LE LIVRE qu’il ne faut surtout, surtout pas lire

COMMENTAIRE SUR LE LIVRE DE
SYLVIE LAROCHE

*Il a lu et puis…rien. Aucun effet. Alors, il a essayé à voix haute. Fiasco. Les mots se dégonflaient sur le bord de ses lèvres comme des ballons de Baudruche. De rage, Max a balancé le bouquin à l’autre bout de sa chambre. Et tant pis si ce n’était pas le sien ! Le vendredi suivant,  pourtant, il a retrouvé toute la magie de l’histoire dans la voix de madame Coquelicot. Il s’est dit ce jour-là qu’il appartenait à l’espèce rare et méconnue de ceux qui lisent avec leurs oreilles.*  (Extrait : LE LIVRE QU’IL NE FAUT surtout, surtout, surtout pas lire, Sophie Laroche, éditions de Mortagne 2019,  réédition, MicMac, papier, 293 pages)

<L’AVENTURE DE TES RÊVES> est le dernier livre à la mode. Tout le monde le lit. Tout le monde sauf Max ! Il déteste la lecture ! Surtout depuis que cet étrange livre a envoûté toute l’école, surtout ses meilleurs copains. Plus personne ne joue à l’heure de la récré. Il y a de quoi se poser quelques questions.

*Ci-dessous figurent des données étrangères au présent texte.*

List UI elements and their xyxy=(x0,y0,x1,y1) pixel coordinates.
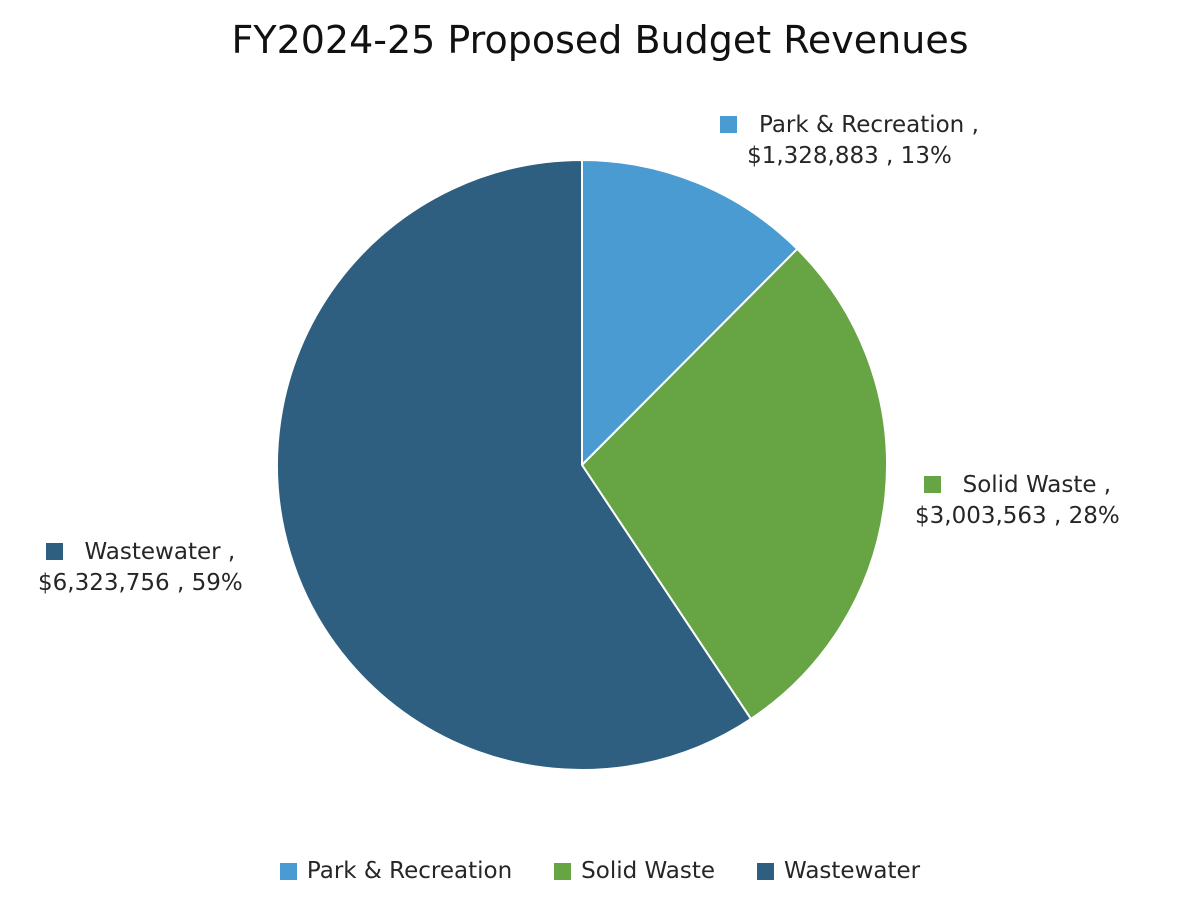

Max est le seul à pouvoir percer le mystère de ce livre plus qu’inquiétant… Seul ? Ça reste encore à voir… Il y a des alliés qu’on imagine pas !

L’INTERDIT QUI ATTIRE
*Max, seul face à sa feuille blanche fulmine.
Il n’a aucune idée. Enfin, oui, il en a bien
une. «Ce serait l’histoire d’un escroc qui
se fait passer pour un écrivain et d’élèves
qui se laissent berner. Sauf un. Parce qu’il
a horreur de lire.*
(Extrait)

C’est une belle petite histoire, écrite très simplement. Elle n’a rien de spectaculaire ni de compliqué et pourtant, il en sort comme une espèce de magie. Faut-il se surprendre que le héros d’un livre soit quelqu’un qui n’aime pas lire ? Voici l’histoire de Max : un jeune préado qui déteste lire. Depuis quelque temps Max est seul. Personne pour jouer ou avec qui rigoler. Pourquoi? Parce que tout le monde est plongé dans la lecture d’un livre qui envahit d’un coup le marché de la littérature jeunesse et qui est signé Marc Norenêt.

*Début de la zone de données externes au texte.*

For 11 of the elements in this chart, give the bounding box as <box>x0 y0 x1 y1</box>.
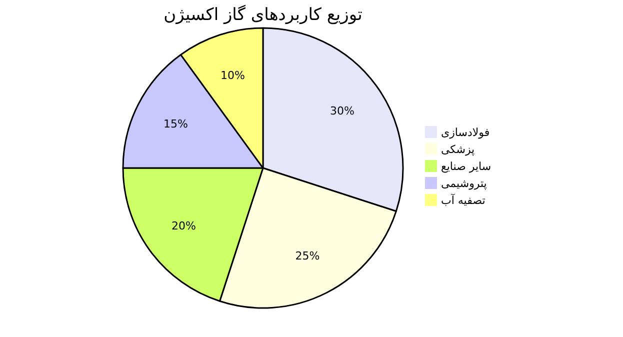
data-label: 20% <box>171 220 196 233</box>
legend-label: سایر صنایع <box>441 160 492 173</box>
data-label: 15% <box>163 118 188 131</box>
legend-label: پتروشیمی <box>441 177 487 190</box>
legend-label: فولادسازی <box>441 126 490 139</box>
data-label: 10% <box>220 68 245 82</box>
chart-title: توزیع کاربردهای گاز اکسیژن <box>164 4 363 25</box>
data-label: 30% <box>330 104 355 118</box>
legend-label: تصفیه آب <box>441 193 486 207</box>
data-label: 25% <box>295 249 320 262</box>
legend-label: پزشکی <box>441 143 475 156</box>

Tout le monde a le nez dans ce livre, les jeunes, les parents et même le directeur de l’école qui néglige carrément sa tenue et l’ordre de son bureau. Max ne comprend pas et trouve même louche cet engouement soudain pour un livre et surtout d’une directive capitale de son auteur pour ne pas raconter l’histoire aux autres. Max décide de tirer tout ça au clair. Mais pour enquêter, il aura besoin d’alliés.

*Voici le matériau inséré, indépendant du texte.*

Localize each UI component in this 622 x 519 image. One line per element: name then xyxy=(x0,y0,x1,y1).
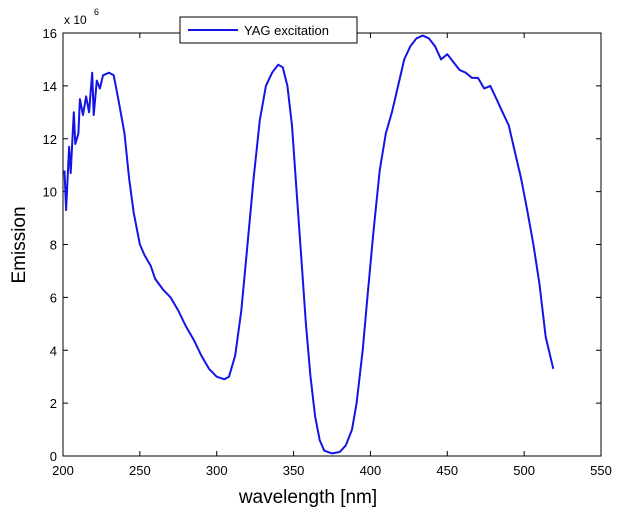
scale-exponent: 6 xyxy=(94,7,99,17)
x-axis-label: wavelength [nm] xyxy=(238,487,377,508)
y-tick-label: 4 xyxy=(50,343,57,358)
y-tick-label: 8 xyxy=(50,238,57,253)
y-tick-label: 14 xyxy=(43,79,57,94)
y-tick-label: 0 xyxy=(50,449,57,464)
y-tick-label: 6 xyxy=(50,290,57,305)
x-tick-label: 400 xyxy=(360,463,382,478)
x-tick-label: 500 xyxy=(513,463,535,478)
data-line xyxy=(63,34,555,455)
legend-label: YAG excitation xyxy=(244,23,329,38)
y-tick-label: 10 xyxy=(43,185,57,200)
scale-label: x 10 xyxy=(64,13,87,27)
y-tick-label: 12 xyxy=(43,132,57,147)
y-axis-label: Emission xyxy=(9,206,30,283)
x-tick-label: 550 xyxy=(590,463,612,478)
y-tick-label: 16 xyxy=(43,26,57,41)
x-tick-label: 200 xyxy=(52,463,74,478)
x-tick-label: 450 xyxy=(436,463,458,478)
plot-area xyxy=(62,32,602,457)
y-tick-label: 2 xyxy=(50,396,57,411)
x-tick-label: 250 xyxy=(129,463,151,478)
x-tick-label: 300 xyxy=(206,463,228,478)
x-tick-label: 350 xyxy=(283,463,305,478)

Une élève de sa classe, Hortense pour laquelle le livre a un peu moins d’attraction et madame Coquelicot, la bibliothécaire, acceptent d’aider Max dans son enquête. Ce qu’ils vont découvrir va les laisser pantois…non seulement sur le contenu du livre mais sur son auteur, le fameux Marc Norenêt, tant adulé.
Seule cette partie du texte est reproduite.